Sexta-feira, 19 Abril

«Jimmy’s Hall» (O Salão de Jimmy) por Paulo Portugal

Exibido em competição no passado festival de Cannes, “Jimmy’s Hall/O Salão de Jimmy” é um daqueles filmes que nos deixa uma agradável sensação, tal como um vazio por não chegar a preencher totalmente o estatuto que, porventura, esta história mereceria. É pena, pois a sua genuína militância marxista pelo ideal de partilha social acaba por sair, digamos, ofuscada por um registo demasiado ‘clean’ e, por isso mesmo, menos credível. Ou seja, paredes meias entre a perfeita comunhão e um mero esboço político-social.

A uma Irlanda dos anos 30, em que os conflitos umbilicais se encontram relativamente pacificados, retorna o autor e ativista político Jimmy Gralton (Barry Ward) após exílio em Nova Iorque. Depressa é encarado pela comunidade como a esperança de reaver o único local em County Letrim onde se pode ouvir boa música, dançar, praticar boxe, bem como aprender vários ofícios ligados à cultura.

Ao retomar a atividade e colocar o brilho nos olhos de grande parte da população, Jimmy recupera também o amor antigo de Oonah (Simone Kirby), tal como a desconfiança do padre Sheridan (Jim Norton), a autoridade católica da região e auto intitulado brando educador das almas. Ele mesmo que lançará o repto: “Estão com Deus ou com Gralton?”, ao mesmo tempo que do alto do púlpito se interroga pela razão “desta procura pelo prazer”, para em seguida divulgar uma “lista negra” daqueles que ousaram penetrar em tal antro de perdição. Assim mostra Loach as feridas nunca fechadas entre uma sociedade dividida, sublinhando até o extremo a que chega uma das personalidades locais ao chicotear a filha por se entregar a tais ritos de descontração.

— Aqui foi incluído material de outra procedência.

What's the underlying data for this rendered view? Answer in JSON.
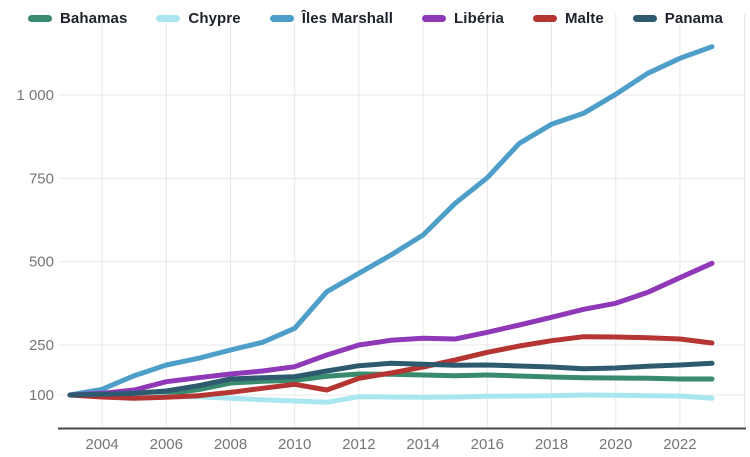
{
  "legend": {
    "items": [
      {
        "label": "Bahamas",
        "color": "#3a8a6d"
      },
      {
        "label": "Chypre",
        "color": "#a9e6f0"
      },
      {
        "label": "Îles Marshall",
        "color": "#4d9fc9"
      },
      {
        "label": "Libéria",
        "color": "#8f38b8"
      },
      {
        "label": "Malte",
        "color": "#b43531"
      },
      {
        "label": "Panama",
        "color": "#2d5a6e"
      }
    ]
  },
  "chart_data": {
    "type": "line",
    "title": "",
    "xlabel": "",
    "ylabel": "",
    "grid": true,
    "legend_position": "top-left",
    "x": [
      2003,
      2004,
      2005,
      2006,
      2007,
      2008,
      2009,
      2010,
      2011,
      2012,
      2013,
      2014,
      2015,
      2016,
      2017,
      2018,
      2019,
      2020,
      2021,
      2022,
      2023
    ],
    "series": [
      {
        "name": "Bahamas",
        "color": "#3a8a6d",
        "values": [
          100,
          100,
          98,
          104,
          116,
          136,
          141,
          144,
          156,
          163,
          162,
          160,
          158,
          160,
          157,
          154,
          152,
          151,
          150,
          148,
          148
        ]
      },
      {
        "name": "Chypre",
        "color": "#a9e6f0",
        "values": [
          100,
          97,
          94,
          95,
          95,
          90,
          86,
          82,
          78,
          95,
          94,
          93,
          94,
          96,
          97,
          98,
          100,
          99,
          98,
          97,
          90
        ]
      },
      {
        "name": "Îles Marshall",
        "color": "#4d9fc9",
        "values": [
          100,
          117,
          158,
          190,
          210,
          235,
          258,
          300,
          410,
          465,
          520,
          580,
          675,
          752,
          855,
          912,
          945,
          1002,
          1065,
          1110,
          1145
        ]
      },
      {
        "name": "Libéria",
        "color": "#8f38b8",
        "values": [
          100,
          105,
          115,
          140,
          152,
          163,
          172,
          185,
          220,
          250,
          264,
          270,
          268,
          288,
          310,
          333,
          357,
          375,
          408,
          452,
          495
        ]
      },
      {
        "name": "Malte",
        "color": "#b43531",
        "values": [
          100,
          94,
          90,
          93,
          98,
          108,
          120,
          132,
          115,
          150,
          166,
          184,
          205,
          228,
          247,
          263,
          275,
          274,
          272,
          268,
          256
        ]
      },
      {
        "name": "Panama",
        "color": "#2d5a6e",
        "values": [
          100,
          102,
          105,
          112,
          128,
          148,
          152,
          155,
          172,
          188,
          195,
          192,
          189,
          190,
          187,
          184,
          179,
          181,
          186,
          190,
          195
        ]
      }
    ],
    "x_ticks": [
      2004,
      2006,
      2008,
      2010,
      2012,
      2014,
      2016,
      2018,
      2020,
      2022
    ],
    "y_ticks": [
      {
        "value": 100,
        "label": "100"
      },
      {
        "value": 250,
        "label": "250"
      },
      {
        "value": 500,
        "label": "500"
      },
      {
        "value": 750,
        "label": "750"
      },
      {
        "value": 1000,
        "label": "1 000"
      }
    ],
    "xlim": [
      2003,
      2024
    ],
    "ylim": [
      0,
      1240
    ]
  }
}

Seja como for, um dos problemas que mais afeta este “Salão” é forma idealista e conceptual como Loach desenha as personagens, vistas mais como um arquétipo e menos na sua real dimensão. Como se a dupla (realizador e argumentista Paul Laverty) estivesse demasiado apaixonada pelo conceito e as personagens, esquecendo-se de as dotar de arestas, de falhas, de credibilidade.

Algo que se estranha pois Ken Loach será provavelmente o realizador britânico mais coerente no seu perfil de cinema comprometido com a realidade e ativismo social, ao que a longa colaboração com Laverty tem ajudado a sintetizar. Seguramente incontornável no documentário de 2013, “The Spirit of 43”, nessa análise profunda da oportunidade perdida do seu país ter seguido a muito louvável via do Estado Social. Apesar da entrega de Barry Ward, Gralton raramente ultrapassar o esboço de protagonista. Antes é-nos apresentado como um homem sem defeitos, liso, mas igualmente plano. O mesmo se diga de grande parte das personagens, todas elas demasiado pensadas em representar grupos e menos indivíduos. Talvez o único a escapar a esta maldição será – ainda que de forma algo paradoxal -, o próprio padre Sheridan, capaz de admitir o qualidade dos ritmos jazzy ou mesmo de referir, já no final, que poucos na sua comunidade teriam a nobreza dos ideais de Gralton.

É claro que nos tempos que correm existe alguma pertinência nos princípios de Loach, embora nos interroguemos porque o filme se fica pelas intenções. Talvez o exemplo mais acabado seja o episódio em que um grupo se dirige a um latifundiário para impedir o despejo de trabalhadores rurais das suas terras. Tudo muito bonito do ponto de vista de época, tudo muito revolucionário, mas também menos credível.

O melhor: Seguramente, o assumido espírito da partilha comunitária social e cultural.
O pior: A ausência daquela centelha de realismo a que Loach tão bem nos habituou.